The parliamentary leader of President Serzh Sarkisian’s Republican Party (HHK) sparked a bitter verbal exchange with outspoken opposition lawmakers on Tuesday after accusing them of accepting money from the West and Azerbaijan to betray Armenia.
“We witnessed yesterday a classical example of high treason,” charged Vahram Baghdasarian. “The Armenian parliament’s rostrum was used for spreading Azerbaijan’s and Turkey’s disinformation. False information was made public here ahead of a meeting between the president of our country and the president of an unfriendly country (Azerbaijan).”
“It is clear to me that quite a lot of money has been flowing here from the West and some of our colleagues have been carrying out orders and thus supporting their families,” he said on the parliament floor. “But yesterday I smelled [Azerbaijani President Ilham] Aliyev’s petrodollars here. The sources of funding seem to have changed and they are funded from other places.”
Baghdasarian clearly alluded to harsh criticism of Armenia’s current leadership that was voiced on Monday by Zaruhi Postanjian of the opposition Zharangutyun party and Nikol Pashinian, another outspoken deputy leading a different opposition group. Both Postanjian and Pashinian reacted furiously to the allegations, demanding that parliament speaker Galust Sahakian stop Baghdasarian’s speech. “I it is your speech that reeks of petrodollars,” shouted Pashinian.
“Look at yourself in the mirror and ask what you have done for this country?” shot back Baghdasarian, whose faction the controls the majority of parliament seats. He labelled the oppositionists as “uneducated, immoral and unintelligent provocateurs.”
The unusually bitter recriminations were traded during two-day debates on an annual report by Armenia’s state human rights ombudsman, Karen Andreasian, submitted to the National Assembly.
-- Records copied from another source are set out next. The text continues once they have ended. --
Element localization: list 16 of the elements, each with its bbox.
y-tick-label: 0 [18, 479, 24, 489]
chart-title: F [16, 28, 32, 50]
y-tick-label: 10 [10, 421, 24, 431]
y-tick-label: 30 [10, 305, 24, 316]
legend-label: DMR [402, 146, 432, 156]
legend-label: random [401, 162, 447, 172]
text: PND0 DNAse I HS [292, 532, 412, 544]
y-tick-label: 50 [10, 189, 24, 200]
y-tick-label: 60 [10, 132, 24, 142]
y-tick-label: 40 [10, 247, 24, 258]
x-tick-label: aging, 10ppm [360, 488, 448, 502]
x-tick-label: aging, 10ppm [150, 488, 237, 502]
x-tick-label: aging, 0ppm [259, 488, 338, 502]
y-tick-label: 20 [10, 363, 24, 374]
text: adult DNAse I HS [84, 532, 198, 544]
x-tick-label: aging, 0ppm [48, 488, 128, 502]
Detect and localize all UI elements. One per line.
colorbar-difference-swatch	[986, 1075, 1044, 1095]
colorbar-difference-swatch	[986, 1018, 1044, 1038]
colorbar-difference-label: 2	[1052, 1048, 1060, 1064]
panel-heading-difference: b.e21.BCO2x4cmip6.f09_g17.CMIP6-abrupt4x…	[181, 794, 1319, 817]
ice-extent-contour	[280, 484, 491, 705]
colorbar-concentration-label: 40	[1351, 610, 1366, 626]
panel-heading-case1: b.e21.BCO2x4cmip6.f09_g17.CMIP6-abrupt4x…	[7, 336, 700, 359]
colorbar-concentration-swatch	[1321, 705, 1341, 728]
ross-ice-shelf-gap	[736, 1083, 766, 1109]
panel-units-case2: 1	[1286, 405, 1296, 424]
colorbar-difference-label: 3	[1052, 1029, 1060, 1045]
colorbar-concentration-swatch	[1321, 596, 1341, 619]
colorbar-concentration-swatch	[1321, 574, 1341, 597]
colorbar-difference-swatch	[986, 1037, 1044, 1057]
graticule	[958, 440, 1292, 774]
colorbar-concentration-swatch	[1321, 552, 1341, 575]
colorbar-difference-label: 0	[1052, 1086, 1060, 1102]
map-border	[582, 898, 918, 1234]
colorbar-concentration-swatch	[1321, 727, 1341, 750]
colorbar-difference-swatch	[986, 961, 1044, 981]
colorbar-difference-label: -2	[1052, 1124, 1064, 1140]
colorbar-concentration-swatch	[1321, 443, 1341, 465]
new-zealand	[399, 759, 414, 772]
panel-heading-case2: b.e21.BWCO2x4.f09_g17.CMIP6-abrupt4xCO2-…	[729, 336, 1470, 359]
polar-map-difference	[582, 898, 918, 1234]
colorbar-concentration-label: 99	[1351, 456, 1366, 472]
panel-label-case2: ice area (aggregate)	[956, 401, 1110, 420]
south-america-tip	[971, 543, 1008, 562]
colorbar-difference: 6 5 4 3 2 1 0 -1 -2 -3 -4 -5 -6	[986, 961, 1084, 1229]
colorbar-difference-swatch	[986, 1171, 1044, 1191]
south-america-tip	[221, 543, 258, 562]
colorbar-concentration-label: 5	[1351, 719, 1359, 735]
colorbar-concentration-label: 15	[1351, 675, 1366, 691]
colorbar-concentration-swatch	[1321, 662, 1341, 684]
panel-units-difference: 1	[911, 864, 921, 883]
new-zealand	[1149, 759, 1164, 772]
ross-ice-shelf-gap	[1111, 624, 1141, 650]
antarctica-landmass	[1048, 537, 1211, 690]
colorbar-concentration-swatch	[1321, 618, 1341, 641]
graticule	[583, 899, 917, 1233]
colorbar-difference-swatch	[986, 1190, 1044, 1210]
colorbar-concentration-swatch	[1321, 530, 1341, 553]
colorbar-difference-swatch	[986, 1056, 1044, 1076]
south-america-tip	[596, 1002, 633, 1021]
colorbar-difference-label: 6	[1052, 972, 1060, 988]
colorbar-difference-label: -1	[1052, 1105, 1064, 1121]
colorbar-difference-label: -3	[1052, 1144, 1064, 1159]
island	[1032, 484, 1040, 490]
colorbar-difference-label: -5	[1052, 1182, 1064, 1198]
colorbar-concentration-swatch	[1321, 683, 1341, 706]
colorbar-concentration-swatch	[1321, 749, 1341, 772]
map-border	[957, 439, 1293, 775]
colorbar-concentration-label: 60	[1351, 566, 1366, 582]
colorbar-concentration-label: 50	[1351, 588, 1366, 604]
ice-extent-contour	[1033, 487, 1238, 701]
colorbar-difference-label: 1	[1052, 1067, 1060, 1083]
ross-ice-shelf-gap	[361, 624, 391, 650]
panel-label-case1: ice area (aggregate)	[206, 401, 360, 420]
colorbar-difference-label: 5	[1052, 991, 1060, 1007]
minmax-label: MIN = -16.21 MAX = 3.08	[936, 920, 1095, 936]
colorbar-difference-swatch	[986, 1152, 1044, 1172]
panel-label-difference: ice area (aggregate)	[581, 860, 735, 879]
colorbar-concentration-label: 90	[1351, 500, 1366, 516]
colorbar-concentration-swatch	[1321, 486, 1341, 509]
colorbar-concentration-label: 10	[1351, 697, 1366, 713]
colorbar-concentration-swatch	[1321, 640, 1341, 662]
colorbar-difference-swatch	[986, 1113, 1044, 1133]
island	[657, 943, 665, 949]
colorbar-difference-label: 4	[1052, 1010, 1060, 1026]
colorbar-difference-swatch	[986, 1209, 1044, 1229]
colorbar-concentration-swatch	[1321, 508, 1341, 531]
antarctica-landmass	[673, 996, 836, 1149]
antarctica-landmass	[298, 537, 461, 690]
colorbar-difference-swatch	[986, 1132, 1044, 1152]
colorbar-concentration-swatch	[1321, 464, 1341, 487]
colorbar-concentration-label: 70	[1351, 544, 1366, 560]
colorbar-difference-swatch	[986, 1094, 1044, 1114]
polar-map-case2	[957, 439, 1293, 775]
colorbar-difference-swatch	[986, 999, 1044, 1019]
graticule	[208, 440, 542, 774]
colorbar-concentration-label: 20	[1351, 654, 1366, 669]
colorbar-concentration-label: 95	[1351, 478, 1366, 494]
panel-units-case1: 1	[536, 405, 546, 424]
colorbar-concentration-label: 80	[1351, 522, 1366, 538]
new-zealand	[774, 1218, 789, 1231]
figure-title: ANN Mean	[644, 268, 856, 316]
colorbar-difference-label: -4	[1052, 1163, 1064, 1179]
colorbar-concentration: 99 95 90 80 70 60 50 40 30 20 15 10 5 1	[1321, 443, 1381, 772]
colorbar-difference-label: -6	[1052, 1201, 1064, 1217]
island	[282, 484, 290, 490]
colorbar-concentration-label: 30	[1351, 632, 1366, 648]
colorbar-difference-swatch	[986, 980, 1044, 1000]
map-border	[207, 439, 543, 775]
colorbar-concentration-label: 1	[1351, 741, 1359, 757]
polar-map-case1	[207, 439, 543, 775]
In a speech which she called a “guilty verdict,” Postanjian delivered a damning indictment of the Sarkisian administration’s human rights record and broader results of the president’s 6-year rule. “Serzh Sarkisian is the leader of your clique, not the president of Armenia. He has no right to be called president of Armenia,” the former trial attorney told Sahakian after he interrupted her speech on the grounds that she is using offensive language against the head of state.
Pashinian, for his part, accused the authorities of continuing to cover up the March 2008 post-election unrest in Yerevan, which left 10 people dead and more than 100 others injured. Nobody has been prosecuted in connection with those deaths.